Dans le bassin francophone qu’est le Québec, il existe des communautés autochtones dont la langue première est devenue le français, et pour celles qui ont conservé leur langue d’origine, le français est la langue seconde. Nous y trouvons également l’influence culturelle et religieuse francophone du Québec.

Parmi les événements qui ont marqué le « territoire québécois », citons la crise d’Oka qui a éclaté à l’été 1990. Cette crise a polarisé la société québécoise et a eu des répercussions dans tout le pays. Elle l’a poussé à une prise de conscience de la réalité autochtone, jusqu’alors majoritairement occultée et inconnue.

L’exercice des couvertures aborde les événements marquants de l’histoire de l’île de la Tortue et, tout en conservant les points clés des textes de Kairos, peut s’adapter aux particularités provinciales ou régionales, aux groupes qui y participent et au temps alloué.

La version française correspondant à la version originale anglaise de l’exercice des couvertures a vu le jour il y a moins de deux ans. Par la suite, on a réalisé des versions qui touchent de plus près la réalité autochtone du Québec, comme celle du ROJEP (Réseau œcuménique justice, écologie et paix). Cette version fait appel à divers personnages, dont un Européen, un Canadien et un Québécois, et le déroulement et les textes ont été quelque peu modifiés. Elle fait mention du développement du Nord-du-Québec, ainsi que de la crise d’Oka.

Il existe également une version conçue par un groupe d’étudiants de l’UQAM, intitulée Mitshetuteuat, un mot innu qui signifie « ils sont plusieurs à marcher ensemble2 ».

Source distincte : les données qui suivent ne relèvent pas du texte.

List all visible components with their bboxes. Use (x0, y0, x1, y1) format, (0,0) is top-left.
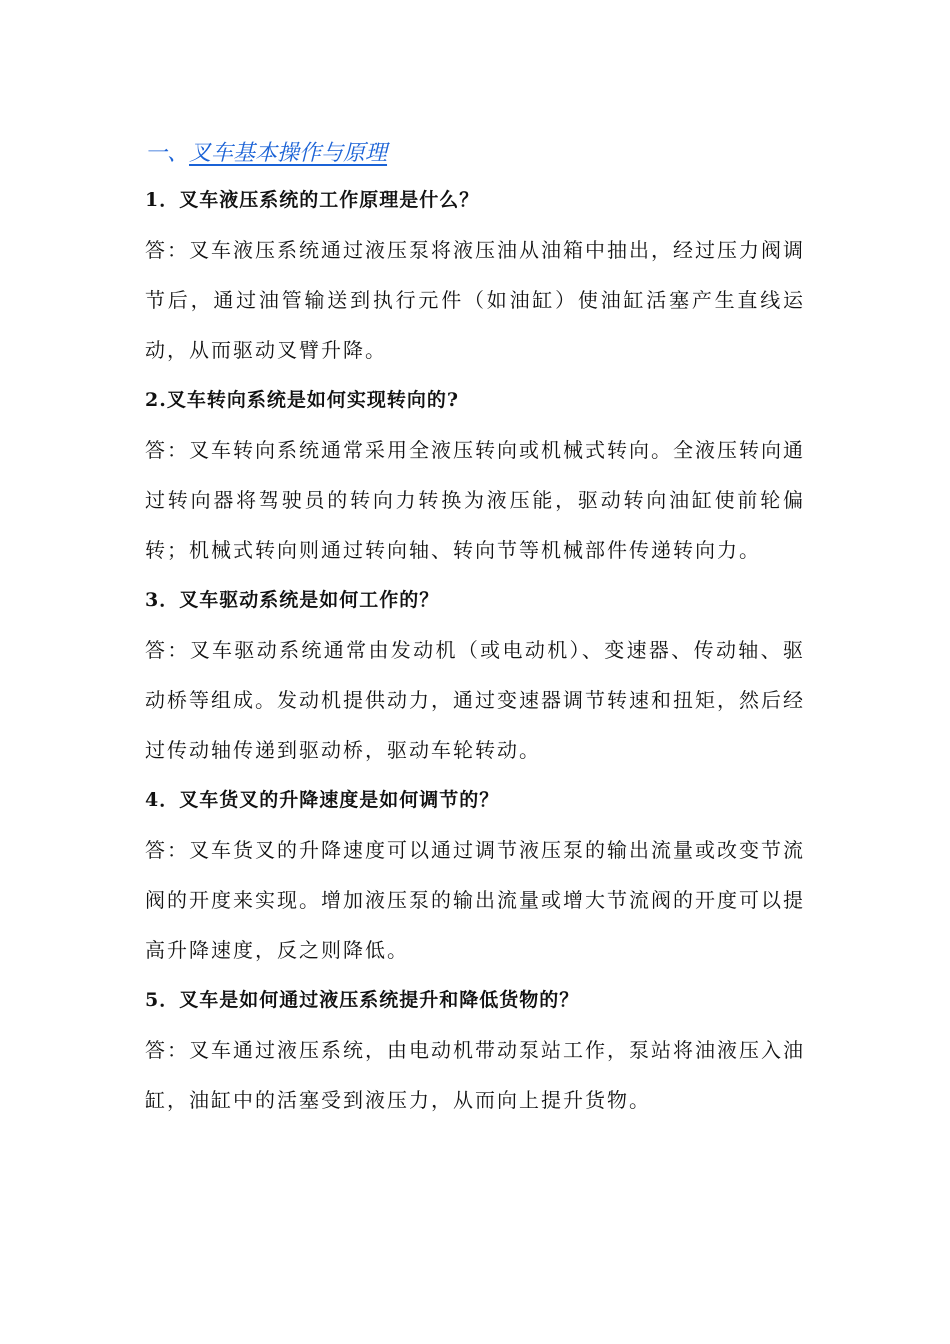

Ma conjointe et moi avons adapté une version écourtée pour pouvoir y inclure une brève présentation PowerPoint, des commentaires précisant certains faits historiques, un parchemin relatant l’expérience de la résistance de Kanesatake (crise d’Oka), ainsi qu’une vidéo de musique illustrant des enfants autochtones.

Il importe de mentionner aussi qu’il existe une version anglaise propre au territoire de Kanesatake (Oka [Québec]), développée par les gens de cette communauté, qui rapporte des faits touchants et désolants.

Et l’Église Unie?

Il y a 30 ans, le modérateur de l’Église Unie du Canada à l’époque, Robert Smith, s’est adressé aux aînés et aux aînées des Premières Nations pour présenter les excuses de l’Église Unie :

« Quand vous avez partagé votre compréhension du monde, nous avons fait la sourde oreille. Dans notre empressement à vous transmettre la Bonne Nouvelle de Jésus-Christ, nous sommes demeurés insensibles à la richesse de votre spiritualité.

« Nous n’avons pas su dissocier notre culture et nos mœurs occidentales de toute l’ampleur et la profondeur de l’Évangile du Christ.

« Nous vous avons imposé notre civilisation comme condition pour recevoir l’Évangile. »

En réponse à sa présentation, les peuples des Premières Nations du Synode autochtone ont exprimé le souhait « que les excuses ne soient pas un énoncé symbolique, mais bien l’affirmation sincère d’une intention d’agir ». Trente ans plus tard, ils attendent toujours de voir ce que signifient ces excuses3.

Un moment Kairos

Le terme kairos signifie « temps favorable ». C’est donc le bon moment d’utiliser cet outil qu’est l’exercice des couvertures de Kairos pour faire connaître des faits historiques méconnus. C’est l’occasion de voir la vie à travers l’expérience autochtone. C’est le moment de réfléchir à la façon dont nous voulons vivre ensemble. C’est le moment de réclamer justice. L’Église est prête à franchir la prochaine étape de la réparation afin d’accéder à une véritable réconciliation. C’est le moment d’agir pour guérir ensemble.

– Daniel Lacasse est semi-retraité. Avec sa conjointe Francine Lemay, il recherche des occasions de promouvoir l’histoire des Premières Nations de l’île de la Tortue et d’éveiller la conscience de la société dominante sur la réalité méconnue de cette histoire.

 

1 http://www.aadnc-aandc.gc.ca/fra/1100100014597/1100100014637

2 https://evemarieblog.wordpress.com/2014/04/11/mitshetuteuat-cercle-de-parole/

3

 

Publié dans Vérité et réconciliation : les Autochtones et l’Église, numéro hors série d’Aujourd’hui Credo, décembre 2017.